At the recent Cambridge House conference in downtown Toronto, chairman and CEO of Canadian Royalties (CZZ-T) Glenn Mullan told me there is "no frigging way" he's going to let Goldbrook Ventures (GBK-V) cherry pick his company off of the junior mining scrap heap.
China's Jilin Jien Nickel Industry is the big cash behind Goldbrook's hostile bid for CZZ but Mullan says Goldbrook, with its limited expertise, "brings nothing" to the table and that the bid is simply "opportunistic."
Jilin Jien subsidiary, Jien Canada, has offered $148.5 million in cash for all of Canadian Royalties' shares. CZZ is now trading $0.44 per share for a market cap of roughly $45 million, with 102 million shares outstanding.
Both Goldbrook and Canadian Royalties have nickel-copper-platinum group metals projects in the Ungava region of northern Quebec, not far from Xstrata's (XTA-L) Raglan nickel mine.
Jilin Jien produces roughly 10% of China's nickel and last year signed an option to earn 50% of Goldbrook's Raglan project (not the same as Xstrata's) by spending $45 million over three years.
The scrappy Mullan says he remains open to a deal with Jilin Jien Nickel but only if it excludes Goldbrook.
Mullan says he has not received a call directly from Jilin Jien.
Canadian Royalties will hold a shareholder vote on a "poison pill" motion (also known as a shareholder rights plan) on Sept. 30. It's likely to pass and create a sizeable hurdle for Goldbrook & Co.
In a shareholder rights situation the target company issues rights to existing shareholders to acquire a large number of new securities, usually common stock. That way, any shareholder (other than the hostile bidder) can exercise that right once someone exceeds a set percentage of the target company's stock, usually 15-20%.
A poison pill dilutes the percentage of the target company owned by the bidder, and thus makes it more expensive to gain control.
Russia's Norilsk Nickel owns 7% of Canadian Royalties and could table a competing offer. Mullan says a Norilsk subsidiary in Finland owns a proprietary nickel extraction technology well suited to getting the most nickel from Canadian Royalties' flagship Nunavik nickel project in northern Quebec.
But CZZ has one big, pending problem.
In March 2008, Canadian Royalties closed a $137.5-million, 7% convertible debenture with the intention of later securing a $250-million loan, which together would have given it enough money to bring its Nunavik project into production.

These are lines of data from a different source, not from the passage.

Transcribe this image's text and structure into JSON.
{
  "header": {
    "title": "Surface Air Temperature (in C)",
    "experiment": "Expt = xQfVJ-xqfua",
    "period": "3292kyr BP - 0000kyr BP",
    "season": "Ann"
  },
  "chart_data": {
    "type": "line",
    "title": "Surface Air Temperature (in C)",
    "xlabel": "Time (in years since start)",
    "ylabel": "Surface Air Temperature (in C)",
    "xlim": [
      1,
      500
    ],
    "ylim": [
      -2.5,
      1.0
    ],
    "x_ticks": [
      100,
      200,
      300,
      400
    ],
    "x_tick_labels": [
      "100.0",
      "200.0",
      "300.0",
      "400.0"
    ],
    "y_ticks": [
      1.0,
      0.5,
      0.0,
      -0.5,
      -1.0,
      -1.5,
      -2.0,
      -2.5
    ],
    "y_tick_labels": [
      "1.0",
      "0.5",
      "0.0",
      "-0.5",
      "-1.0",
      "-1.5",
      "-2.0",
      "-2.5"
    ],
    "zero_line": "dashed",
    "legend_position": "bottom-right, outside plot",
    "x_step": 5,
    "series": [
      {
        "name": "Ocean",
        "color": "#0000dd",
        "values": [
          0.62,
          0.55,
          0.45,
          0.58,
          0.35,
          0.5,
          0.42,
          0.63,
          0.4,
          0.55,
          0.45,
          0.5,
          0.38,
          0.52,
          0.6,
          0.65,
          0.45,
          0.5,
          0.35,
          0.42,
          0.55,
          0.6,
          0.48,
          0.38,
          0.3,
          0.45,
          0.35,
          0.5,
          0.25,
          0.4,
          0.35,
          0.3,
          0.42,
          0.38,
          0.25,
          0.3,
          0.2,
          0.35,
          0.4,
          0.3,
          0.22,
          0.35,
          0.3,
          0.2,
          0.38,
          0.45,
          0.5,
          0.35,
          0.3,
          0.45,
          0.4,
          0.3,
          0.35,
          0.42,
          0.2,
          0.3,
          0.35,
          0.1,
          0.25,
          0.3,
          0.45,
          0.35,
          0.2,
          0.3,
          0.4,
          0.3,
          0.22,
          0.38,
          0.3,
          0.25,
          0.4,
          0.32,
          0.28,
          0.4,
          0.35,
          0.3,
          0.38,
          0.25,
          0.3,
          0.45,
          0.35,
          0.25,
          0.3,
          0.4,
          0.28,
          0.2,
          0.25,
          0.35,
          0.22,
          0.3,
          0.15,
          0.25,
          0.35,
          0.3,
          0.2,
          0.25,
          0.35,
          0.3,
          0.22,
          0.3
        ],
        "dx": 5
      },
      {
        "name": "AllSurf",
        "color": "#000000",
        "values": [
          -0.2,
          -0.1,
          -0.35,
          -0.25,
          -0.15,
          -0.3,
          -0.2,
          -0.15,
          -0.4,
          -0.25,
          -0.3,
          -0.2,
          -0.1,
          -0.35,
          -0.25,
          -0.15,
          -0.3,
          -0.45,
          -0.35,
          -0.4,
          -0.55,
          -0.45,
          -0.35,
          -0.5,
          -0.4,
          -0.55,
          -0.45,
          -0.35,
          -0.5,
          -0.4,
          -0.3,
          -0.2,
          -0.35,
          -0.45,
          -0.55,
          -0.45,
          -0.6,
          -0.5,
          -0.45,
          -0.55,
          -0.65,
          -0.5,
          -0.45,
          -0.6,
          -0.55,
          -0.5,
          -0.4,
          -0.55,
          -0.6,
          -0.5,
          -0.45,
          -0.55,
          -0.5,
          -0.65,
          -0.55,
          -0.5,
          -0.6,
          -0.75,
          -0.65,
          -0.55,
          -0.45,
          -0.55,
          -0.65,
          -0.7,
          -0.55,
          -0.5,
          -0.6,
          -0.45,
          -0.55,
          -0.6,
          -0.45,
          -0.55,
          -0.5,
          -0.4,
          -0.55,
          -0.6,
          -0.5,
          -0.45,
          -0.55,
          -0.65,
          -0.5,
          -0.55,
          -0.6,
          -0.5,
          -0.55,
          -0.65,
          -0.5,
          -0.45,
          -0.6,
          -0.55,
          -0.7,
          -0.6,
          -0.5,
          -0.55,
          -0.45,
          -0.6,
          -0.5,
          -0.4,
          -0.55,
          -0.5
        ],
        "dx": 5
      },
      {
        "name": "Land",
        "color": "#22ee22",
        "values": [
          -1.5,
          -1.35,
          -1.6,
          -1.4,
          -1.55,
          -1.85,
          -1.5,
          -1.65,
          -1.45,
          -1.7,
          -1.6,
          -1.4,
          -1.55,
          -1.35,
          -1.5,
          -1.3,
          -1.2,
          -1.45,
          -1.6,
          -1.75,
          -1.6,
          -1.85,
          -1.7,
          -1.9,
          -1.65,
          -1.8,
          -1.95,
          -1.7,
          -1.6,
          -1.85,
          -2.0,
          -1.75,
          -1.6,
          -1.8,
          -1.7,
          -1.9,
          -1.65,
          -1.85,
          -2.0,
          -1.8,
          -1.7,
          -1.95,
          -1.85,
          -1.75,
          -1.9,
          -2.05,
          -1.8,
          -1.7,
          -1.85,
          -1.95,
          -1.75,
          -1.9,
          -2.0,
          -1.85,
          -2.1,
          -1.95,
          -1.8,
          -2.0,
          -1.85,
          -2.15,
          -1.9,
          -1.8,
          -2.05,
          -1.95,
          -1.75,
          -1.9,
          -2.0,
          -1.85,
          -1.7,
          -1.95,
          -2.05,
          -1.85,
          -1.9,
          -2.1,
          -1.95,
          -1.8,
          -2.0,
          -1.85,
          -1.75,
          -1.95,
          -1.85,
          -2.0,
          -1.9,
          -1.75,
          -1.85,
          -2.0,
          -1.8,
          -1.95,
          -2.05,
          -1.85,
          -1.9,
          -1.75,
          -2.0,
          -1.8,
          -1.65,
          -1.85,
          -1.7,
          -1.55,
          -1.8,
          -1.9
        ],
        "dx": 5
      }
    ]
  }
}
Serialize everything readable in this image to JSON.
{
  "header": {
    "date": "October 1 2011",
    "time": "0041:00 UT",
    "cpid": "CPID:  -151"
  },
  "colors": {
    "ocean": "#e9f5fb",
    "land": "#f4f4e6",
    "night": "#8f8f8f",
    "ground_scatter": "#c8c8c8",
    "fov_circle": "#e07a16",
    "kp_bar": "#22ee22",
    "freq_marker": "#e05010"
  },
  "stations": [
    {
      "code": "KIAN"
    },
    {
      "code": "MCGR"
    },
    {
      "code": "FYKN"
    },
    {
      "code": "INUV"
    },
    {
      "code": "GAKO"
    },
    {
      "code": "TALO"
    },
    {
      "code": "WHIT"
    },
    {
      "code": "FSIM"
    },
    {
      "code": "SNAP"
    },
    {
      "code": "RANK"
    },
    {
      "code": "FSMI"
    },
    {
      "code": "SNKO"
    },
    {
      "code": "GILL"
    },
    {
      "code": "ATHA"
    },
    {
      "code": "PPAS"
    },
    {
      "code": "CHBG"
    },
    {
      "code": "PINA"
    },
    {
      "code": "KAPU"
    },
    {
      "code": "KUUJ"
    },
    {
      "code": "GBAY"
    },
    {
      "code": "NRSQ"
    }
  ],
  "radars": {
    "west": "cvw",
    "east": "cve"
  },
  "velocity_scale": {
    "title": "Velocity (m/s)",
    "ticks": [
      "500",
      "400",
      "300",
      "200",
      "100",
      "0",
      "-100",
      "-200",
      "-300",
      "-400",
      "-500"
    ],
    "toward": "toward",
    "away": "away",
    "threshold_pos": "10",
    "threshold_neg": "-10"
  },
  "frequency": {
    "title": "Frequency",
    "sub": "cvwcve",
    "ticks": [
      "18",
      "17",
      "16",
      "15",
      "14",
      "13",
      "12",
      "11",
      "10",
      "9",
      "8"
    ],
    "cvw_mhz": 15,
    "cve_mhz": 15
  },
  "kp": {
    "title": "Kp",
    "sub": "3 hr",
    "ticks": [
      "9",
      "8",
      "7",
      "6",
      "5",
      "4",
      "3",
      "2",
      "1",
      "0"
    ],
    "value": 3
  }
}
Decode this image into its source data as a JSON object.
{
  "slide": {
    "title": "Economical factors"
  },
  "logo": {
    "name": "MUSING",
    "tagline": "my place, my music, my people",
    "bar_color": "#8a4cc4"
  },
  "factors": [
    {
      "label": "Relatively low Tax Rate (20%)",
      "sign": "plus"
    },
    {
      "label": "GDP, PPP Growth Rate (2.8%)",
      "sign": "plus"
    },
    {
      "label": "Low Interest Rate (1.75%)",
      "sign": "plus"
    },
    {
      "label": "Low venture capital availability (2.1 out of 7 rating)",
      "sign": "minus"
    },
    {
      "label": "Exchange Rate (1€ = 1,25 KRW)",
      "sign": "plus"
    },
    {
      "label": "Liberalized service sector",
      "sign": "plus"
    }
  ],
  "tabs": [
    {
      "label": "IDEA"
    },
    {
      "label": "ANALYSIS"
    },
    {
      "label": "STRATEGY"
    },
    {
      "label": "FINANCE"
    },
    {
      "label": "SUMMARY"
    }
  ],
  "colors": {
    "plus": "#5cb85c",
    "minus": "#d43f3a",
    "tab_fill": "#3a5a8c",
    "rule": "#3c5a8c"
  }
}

But market conditions deteriorated quickly and the loan didn't happen, leaving Canadian Royalties with a project on care and maintenance and a debenture slowly eroding its treasury.
Meanwhile, Mullan says most of its institutional investors left CZZ and those were replaced by retail guys, many of them via brokerages in the Calgary area.
He says one New York brokerage bought a sizeable amount of CZZ shares strictly because Goldbrook made a hostile takeover offer. The firm specializes in buying shares in takeover targets only to tender them once an offer sweetens.